Hint: Keep your variable names to a max of 4 characters.
It is not clear where the language elements =
and ;
are stored. (needs an answer)
m='012345678901234567890123456789012345678901234567890123456789012345678901234567890123456789012345678901234567890123456789012345678901234567890123456789012345678901234567890123456789012345678901234567890123456789012345678901234567890123456789';
print(process.memory());
{ "free": 966, "usage": 57, "total": 1023, "history": 37 }
This is 240 char string takes 360 bytes to store. That is a 50% penalty. According to Espruino Performance It should take Each 12 Bytes should take 16 Bytes
Hint: Minimize the length of variables holding strings.
t='';
if (t==='');
setTimeout("print(process.memory());", 1);
{ "free": 990, "usage": 33, "total": 1023, "history": 20 }
now lets see if t is equal to a 240 char literal:
t='';
if (t==='012345678901234567890123456789012345678901234567890123456789012345678901234567890123456789012345678901234567890123456789012345678901234567890123456789012345678901234567890123456789012345678901234567890123456789012345678901234567890123456789');
setTimeout("print(process.memory());", 1);
{ "free": 990, "usage": 33, "total": 1023, "history": 20 }
Hint: Literal should be used instead of variables when possible.

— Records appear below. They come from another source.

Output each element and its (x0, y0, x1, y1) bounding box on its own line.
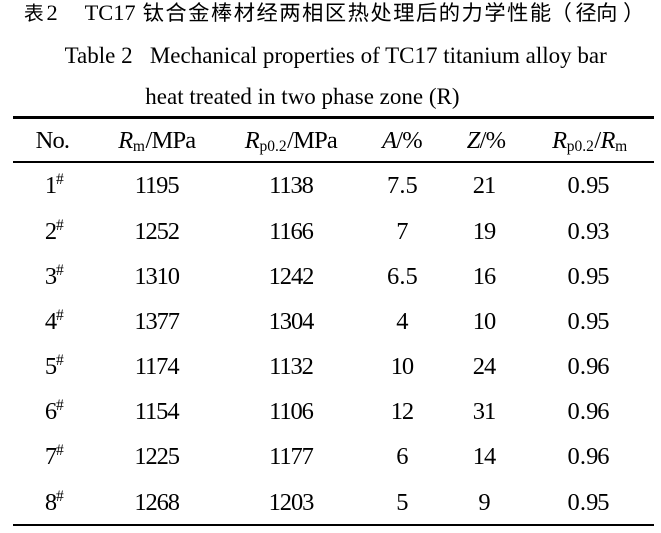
svg-text:TC17: TC17 (85, 0, 136, 25)
svg-text:2: 2 (47, 0, 58, 25)
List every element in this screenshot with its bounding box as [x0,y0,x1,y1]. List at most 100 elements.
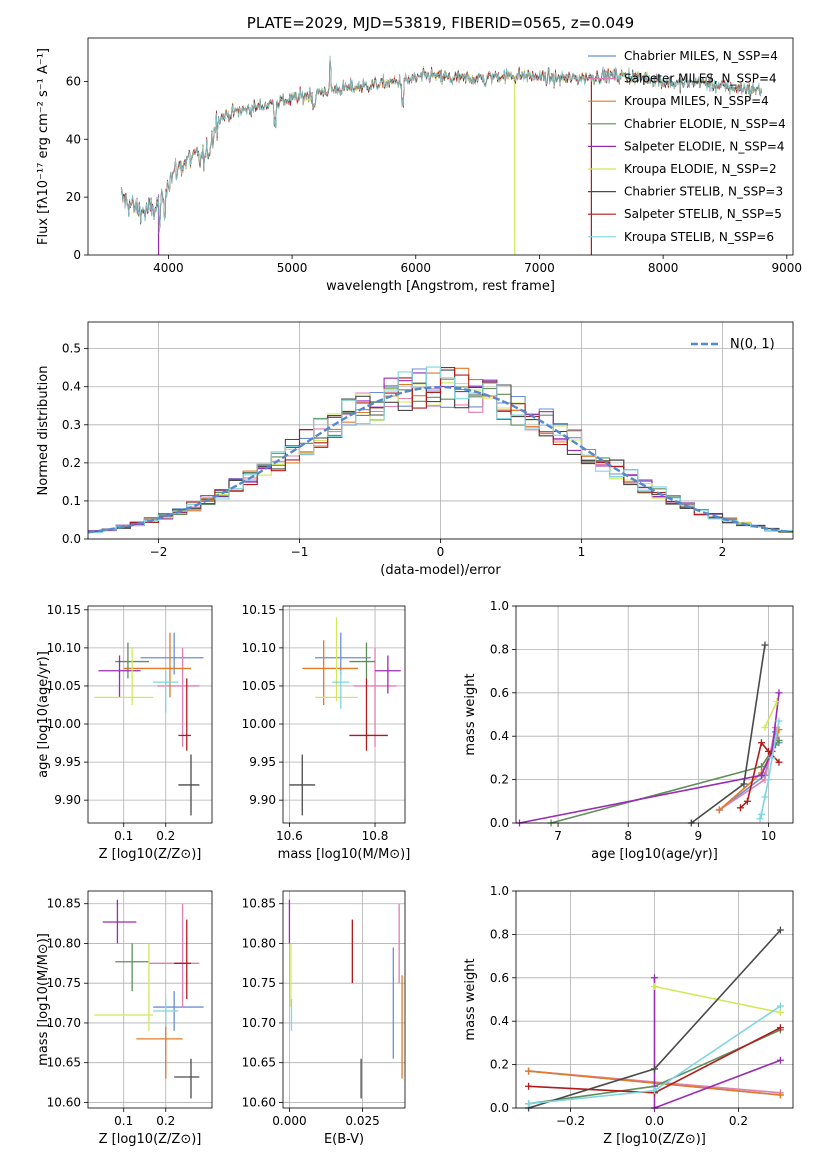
x-tick-label: 0 [437,545,445,559]
x-tick-label: −1 [291,545,309,559]
y-tick-label: 1.0 [490,599,509,613]
x-tick-label: 5000 [277,261,308,275]
axes-frame [87,321,794,540]
plot-area [289,617,401,816]
error-bar-point [178,754,200,816]
legend-label: Chabrier MILES, N_SSP=4 [624,49,778,63]
legend-label: Salpeter MILES, N_SSP=4 [624,72,777,86]
x-tick-label: 0.025 [345,1114,379,1128]
x-tick-label: 10.6 [276,829,303,843]
axes-frame [515,605,794,824]
x-tick-label: 9 [695,829,703,843]
error-bar-point [349,642,376,679]
error-bar-point [123,632,191,698]
y-axis-label: Flux [fλ10⁻¹⁷ erg cm⁻² s⁻¹ A⁻¹] [36,48,51,245]
weight-series [736,739,783,812]
panel-age-vs-Z: 0.1 0.2 9.90 9.95 10.00 10.05 10.10 10.15 Z [log… [36,603,213,862]
spectrum-line [121,55,763,233]
y-tick-label: 10.80 [47,936,81,950]
normal-curve [87,385,791,534]
y-tick-label: 0.1 [62,494,81,508]
y-tick-label: 10.15 [242,603,276,617]
plot-area [525,926,784,1112]
x-tick-label: 2 [719,545,727,559]
y-tick-label: 0.6 [490,686,509,700]
panel-weight-vs-Z: −0.2 0.0 0.2 0.0 0.2 0.4 0.6 0.8 1.0 Z [log10(Z/Z… [463,884,794,1147]
panel-residuals: −2 −1 0 1 2 0.0 0.1 0.2 0.3 0.4 0.5 (data-model)/er… [36,321,794,578]
y-tick-label: 10.85 [242,897,276,911]
axes-frame [87,37,794,256]
error-bar-point [353,647,397,747]
x-axis-label: Z [log10(Z/Z⊙)] [99,847,202,862]
weight-series [516,689,783,827]
x-axis-label: mass [log10(M/M⊙)] [278,847,411,862]
plot-area [94,632,204,816]
x-tick-label: 0.1 [114,829,133,843]
x-axis-label: Z [log10(Z/Z⊙)] [603,1132,706,1147]
y-tick-label: 10.60 [242,1095,276,1109]
y-tick-label: 10.65 [242,1056,276,1070]
y-tick-label: 0.0 [490,816,509,830]
y-tick-label: 10.70 [242,1016,276,1030]
x-tick-label: 1 [578,545,586,559]
y-tick-label: 0.8 [490,927,509,941]
x-axis-label: E(B-V) [324,1132,364,1147]
axes-frame [87,605,213,824]
weight-line [519,692,780,824]
y-tick-label: 10.05 [47,679,81,693]
legend-label: Kroupa MILES, N_SSP=4 [624,94,769,108]
y-tick-label: 20 [66,190,81,204]
y-tick-label: 0.2 [62,456,81,470]
x-tick-label: 0.000 [272,1114,306,1128]
error-bar-point [315,632,371,675]
x-tick-label: 9000 [772,261,803,275]
x-tick-label: 0.2 [729,1114,748,1128]
x-tick-label: −0.2 [556,1114,585,1128]
y-tick-label: 0.2 [490,1058,509,1072]
error-bar-point [174,1058,200,1099]
x-tick-label: −2 [150,545,168,559]
weight-series [547,737,783,827]
x-axis-label: Z [log10(Z/Z⊙)] [99,1132,202,1147]
weight-line [690,644,766,824]
weight-series [715,724,783,814]
x-axis-label: age [log10(age/yr)] [591,847,718,862]
legend-label: Kroupa STELIB, N_SSP=6 [624,230,774,244]
plot-area [516,641,783,827]
y-tick-label: 40 [66,132,81,146]
y-tick-label: 1.0 [490,884,509,898]
axes-frame [282,605,406,824]
y-tick-label: 9.90 [249,793,276,807]
plot-area [94,899,204,1099]
y-tick-label: 0.2 [490,773,509,787]
panel-mass-vs-Z: 0.1 0.2 10.60 10.65 10.70 10.75 10.80 10.85 Z [l… [36,890,213,1147]
error-bar-point [140,632,204,675]
error-bar-point [178,678,191,751]
y-tick-label: 0 [73,248,81,262]
legend-label: Kroupa ELODIE, N_SSP=2 [624,162,777,176]
y-tick-label: 10.10 [242,641,276,655]
error-bar-point [98,655,141,698]
panel-spectrum: 4000 5000 6000 7000 8000 9000 0 20 40 60 wavelengt… [36,37,803,294]
y-tick-label: 10.60 [47,1095,81,1109]
panel-mass-vs-EBV: 0.000 0.025 10.60 10.65 10.70 10.75 10.80 10.85… [242,890,406,1147]
error-bar-point [136,1022,183,1079]
error-bar-point [157,647,200,747]
legend-label: N(0, 1) [730,337,775,352]
legend-label: Chabrier ELODIE, N_SSP=4 [624,117,786,131]
x-tick-label: 7 [554,829,562,843]
error-bar-point [94,943,154,1031]
legend-label: Salpeter STELIB, N_SSP=5 [624,207,782,221]
error-bar-point [115,943,149,992]
y-tick-label: 0.0 [62,532,81,546]
legend-label: Chabrier STELIB, N_SSP=3 [624,185,783,199]
y-axis-label: Normed distribution [36,366,51,496]
x-axis-label: (data-model)/error [380,563,501,578]
y-tick-label: 0.4 [490,1014,509,1028]
y-tick-label: 10.80 [242,936,276,950]
error-bar-point [289,754,316,816]
x-tick-label: 0.2 [156,1114,175,1128]
y-axis-label: mass weight [463,958,478,1040]
x-tick-label: 0.1 [114,1114,133,1128]
y-tick-label: 10.15 [47,603,81,617]
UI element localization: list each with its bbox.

If you create more than 256 variables, then Espruino needs 16 bytes per variable.
Regular Javascript arrays Take 2 blocks per value element. There are non-Javascript typed arrays that are more efficient if you data fits the pattern (all Integers, etc.). A small Integer can type one Block per element. See Espruino Performance.
Javascript Objects can be even less memory efficient. Assuming 12 Byte blocks, If your Object index is > 8 bytes, it takes two or more blocks just for the index.
You can see how much memory an element takes using E.getSizeOf(...):
Hint: Carefully engineer JSON objects or replace them with typed Arrays.
String.fromCharCode()
If you have something like this scattered throughout your program, make a short named function.
When you create functions, give them short names. This is mitigated (actually rendered unnecessary if you turn on Closure [Simple Optimizations] in the Minification part of the IDE).